2021 Economic Environment
While the COVID-19 pandemic presented many challenges to the global economy, there has been a significant economic recovery in 2021. Global GDP is estimated to increase 5.9% for the year, returning to growth following 2020’s contraction of 3.1%.1
The Canadian economy grew 4.7% in 2021, slightly below the 5.0% average for advanced economies.2 As the economic recovery progressed throughout the year, the Bank of Canada tapered and eventually ended its quantitative easing program in October, before moving into the reinvestment phase by keeping its bond holdings roughly constant. Additionally, with economic slack now deemed to have been absorbed, and inflationary pressures persisting at elevated levels longer than anticipated, the Bank of Canada has removed its exceptional forward guidance on its policy interest rate and announced a 25 basis point rate increase in March 2022 after holding overnight lending rates constant in 2021. Additional rate increases are expected throughout the remainder of 2022. The Bank of Canada estimates 4.7% inflation for 2021, above its control range of 1.0% - 3.0%.2
BC’s economic recovery suffered a setback in 2021 as wide-scale flooding disrupted transportation, agriculture, and forestry.3 Despite this, the provincial economy continues to recover, with many of BC’s sectors returning to, or surpassing, pre-pandemic levels of activity.4 This includes the housing market, which grew substantially in 2021. Residential unit sales and average residential prices increased 32.8% and 18.7% year-over-year respectively.5
2021 Financial Performance
BlueShore delivered exceptional results in 2021’s uncertain and volatile environment. We maintained excellent client service and minimized service disruptions while taking effective safety precautions to protect our clients and staff.

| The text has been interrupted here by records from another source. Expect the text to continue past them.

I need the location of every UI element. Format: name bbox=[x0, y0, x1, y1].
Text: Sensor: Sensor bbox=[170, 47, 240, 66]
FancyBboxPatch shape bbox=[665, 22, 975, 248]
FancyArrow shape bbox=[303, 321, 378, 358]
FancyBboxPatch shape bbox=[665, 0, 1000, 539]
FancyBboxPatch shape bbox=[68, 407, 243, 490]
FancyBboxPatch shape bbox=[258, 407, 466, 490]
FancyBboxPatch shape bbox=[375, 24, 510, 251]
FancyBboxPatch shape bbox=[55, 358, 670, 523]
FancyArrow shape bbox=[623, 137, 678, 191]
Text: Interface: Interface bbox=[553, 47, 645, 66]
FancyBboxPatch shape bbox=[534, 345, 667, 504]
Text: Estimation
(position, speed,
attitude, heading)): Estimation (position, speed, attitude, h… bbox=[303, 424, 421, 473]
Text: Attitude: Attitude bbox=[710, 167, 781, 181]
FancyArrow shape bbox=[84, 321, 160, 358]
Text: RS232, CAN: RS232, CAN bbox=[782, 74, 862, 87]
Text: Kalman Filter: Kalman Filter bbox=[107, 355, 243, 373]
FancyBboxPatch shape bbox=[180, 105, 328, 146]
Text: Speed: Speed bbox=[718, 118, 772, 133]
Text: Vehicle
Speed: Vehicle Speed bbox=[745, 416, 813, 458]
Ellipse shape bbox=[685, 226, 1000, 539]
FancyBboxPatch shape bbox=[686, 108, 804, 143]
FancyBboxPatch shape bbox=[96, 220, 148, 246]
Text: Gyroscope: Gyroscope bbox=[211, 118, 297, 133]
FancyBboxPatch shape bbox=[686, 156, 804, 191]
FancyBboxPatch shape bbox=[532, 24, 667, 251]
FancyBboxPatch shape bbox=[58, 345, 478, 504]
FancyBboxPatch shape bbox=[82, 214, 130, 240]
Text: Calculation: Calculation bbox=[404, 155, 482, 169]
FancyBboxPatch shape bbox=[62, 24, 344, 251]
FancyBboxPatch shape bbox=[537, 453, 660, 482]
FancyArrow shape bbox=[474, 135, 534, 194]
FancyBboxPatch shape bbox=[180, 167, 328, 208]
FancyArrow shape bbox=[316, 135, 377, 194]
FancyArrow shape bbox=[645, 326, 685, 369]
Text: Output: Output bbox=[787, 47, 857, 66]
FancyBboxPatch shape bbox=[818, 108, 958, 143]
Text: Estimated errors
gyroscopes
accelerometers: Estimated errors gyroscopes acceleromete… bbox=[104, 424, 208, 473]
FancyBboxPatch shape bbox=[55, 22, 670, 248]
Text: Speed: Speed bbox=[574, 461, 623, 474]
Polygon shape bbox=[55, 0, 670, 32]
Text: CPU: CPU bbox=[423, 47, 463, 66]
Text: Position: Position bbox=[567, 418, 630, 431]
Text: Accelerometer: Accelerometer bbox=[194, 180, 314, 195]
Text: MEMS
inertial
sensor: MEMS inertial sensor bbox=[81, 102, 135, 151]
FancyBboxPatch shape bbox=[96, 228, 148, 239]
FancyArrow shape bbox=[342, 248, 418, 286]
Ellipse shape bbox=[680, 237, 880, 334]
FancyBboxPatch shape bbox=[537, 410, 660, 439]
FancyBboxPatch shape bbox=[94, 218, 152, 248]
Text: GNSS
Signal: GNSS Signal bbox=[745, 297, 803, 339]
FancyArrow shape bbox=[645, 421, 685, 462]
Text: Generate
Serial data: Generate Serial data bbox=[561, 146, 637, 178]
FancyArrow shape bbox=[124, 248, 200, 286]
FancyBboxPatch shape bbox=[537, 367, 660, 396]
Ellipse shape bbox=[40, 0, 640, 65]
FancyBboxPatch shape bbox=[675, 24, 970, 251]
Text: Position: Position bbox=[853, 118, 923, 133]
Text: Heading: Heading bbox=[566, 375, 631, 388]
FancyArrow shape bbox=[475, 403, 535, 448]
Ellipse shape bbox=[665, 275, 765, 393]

Total Assets Under Administration grew $380.2 million or 5.8% to reach $6.9 billion. The growth was primarily driven by a $337.0 million increase in wealth assets under administration and strong loan growth of $238.4 million.
Our loan portfolio increased by $235.7 million to $4.41 billion, up from $4.18 billion at the end of 2020. This growth reflected the strong Greater Vancouver real estate market throughout the year, after considerable pandemic-related uncertainty limited loan growth in 2020. BlueShore’s loan growth in 2021 was funded entirely by our deposit growth.
Net operating income increased to $42.0 million (2020, $32.0 million), primarily due to improved net interest income and releases of provisions for credit losses as the economic and credit outlook improved. Return on retained earnings was 17.8% (2020, 15.5%).
Net interest income increased $18.3 million, or 22.7%, to $98.8 million from $80.5 million. Although they started to rise towards the end of the year, interest rates remained low throughout most of 2021, driving significantly lower loan and investment yields as well as average deposit and borrowing costs.
Macroeconomic forecasts, notably BC GDP and BC Unemployment, and the credit outlook improved significantly in 2021, resulting in a release of our provision for credit losses of $2.7 million or 0.06%.
Non-interest expenses grew $10.0 million or 13.6% in 2021. Higher commission expenses reflect the growth in revenue from our Wealth business. BlueShore also reaffirmed its commitment to delivering exceptional client service by continuing to invest significantly in the business. This included increasing staffing levels and investing in technology to enhance our digital client experience, and to meet the ambitious targets in our long-term strategic plan.
DBRS Morningstar has confirmed BlueShore’s Long-Term Issuer Rating of BBB (high) and Short-Term Issuer Rating of R-1 (low). The issuer ratings are reflective of BlueShore’s strong franchise position, asset quality, risk profile and prudent levels of liquidity and capital.